IH: How will this tool help healthcare facilities and COVID-19 patients?
EVR: CAD4COVID-XRay and CAD4COVID-CT automatically detect COVID-19 related abnormalities and thereby help with triage before any follow-up testing, like RT-PCR. This helps to reduce the workload of healthcare personnel and alleviate the burden on RT-PCR tests. Furthermore, both solutions show the percentage of affected lung tissue, thereby helping to track disease progress and recovery.
IH: How has the AI tool been validated? Has it been approved for use in Europe? In which other countries / regions has it been approved?
EVR: We have done several studies for both solutions (a publication on CAD4COVID-XRay was recently published in Radiology), through which we were able to prove that the software performs on par with expert human readers. For both solutions we have applied for class IIa CE certification, which we expect to receive soon.
IH: Are the CAD4COVID tools specific to certain platforms?
EVR: Both solutions are system agnostic. They process DICOM images which can be from any type of system.
IH: Are you receiving many requests for the CAD4COVID-Xray AI tool?

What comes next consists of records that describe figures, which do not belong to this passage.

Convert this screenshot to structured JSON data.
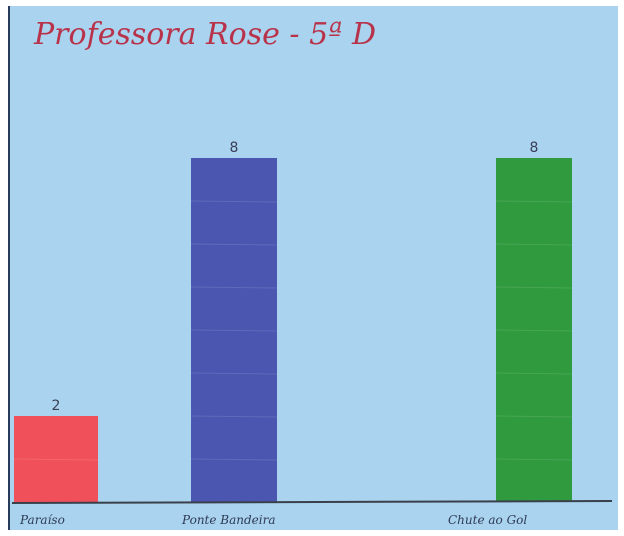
{
  "chart_data": {
    "type": "bar",
    "title": "Professora Rose - 5ª D",
    "categories": [
      "Paraíso",
      "Ponte Bandeira",
      "Chute ao Gol"
    ],
    "values": [
      2,
      8,
      8
    ],
    "value_labels": [
      "2",
      "8",
      "8"
    ],
    "colors": [
      "#f0505a",
      "#4a56b0",
      "#2f9a3e"
    ],
    "ylim": [
      0,
      8
    ],
    "grid": false,
    "legend": "none",
    "xlabel": "",
    "ylabel": ""
  },
  "colors": {
    "background": "#a9d3ee",
    "baseline": "#3a3f4c"
  }
}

EVR: The response has been tremendous, which is probably also because we made the software available free-of-charge. CAD4COVIDXRay was launched first (March 31st) and has since been made available to 30+ healthcare facilities across more than 20 countries. We are especially focusing on resource-constrained settings (mostly in developing countries) because in those settings CT often has limited availability, making X-ray all the more important. CAD4COVID-CT was launched a month later and is available at 15+ facilities across 10 countries. We are also integrating it in several platforms through collaborations with partner companies like Smart Reporting.
IH: Why are you offering it for free?
EVR: We knew that for CAD4COVID to have the biggest impact during the pandemic and provide the most support to healthcare specialists globally, we needed to roll it out rapidly. In order to do that, we wanted to avoid as many hurdles as possible that could cause a delay in facilities being able to use the software. We believe cost is a big factor in that. That’s why we, supported by several organisations, have made it available to use free-of-charge.
IH: Can it be shared easily with healthcare facilities that want to use it?
EVR: Yes, people can fill in a form on www.delft.care/cad4covid (for CAD4COVID-XRay) and www.thirona.eu/cad4covid (for CAD4COVID-CT) and our team will reach out to them to help them set it up for their facility.
IH: Is any training required to use the CAD4COVID tools?
EVR: The tool is designed to be very intuitive, but we have developed an onboarding tool to guide new users on how to use the software effectively.
IH: Lastly, what’s in the pipeline for Thirona and how do you envisage development of the field of AI in medical imaging?
EVR: We are quickly expanding into other areas like cystic fibrosis on chest CT analysis, silicosis on chest X-ray analysis and cataract on retinal images. I believe that AI still has to prove itself in many settings, for many different use cases, but that it will become more and more accepted over time, and we already see this happening at incredible speed. In time, AI will leverage the efforts of our healthcare specialists, helping them to diagnose and determine treatment planning quicker, more effectively and reduce their workload in the meantime.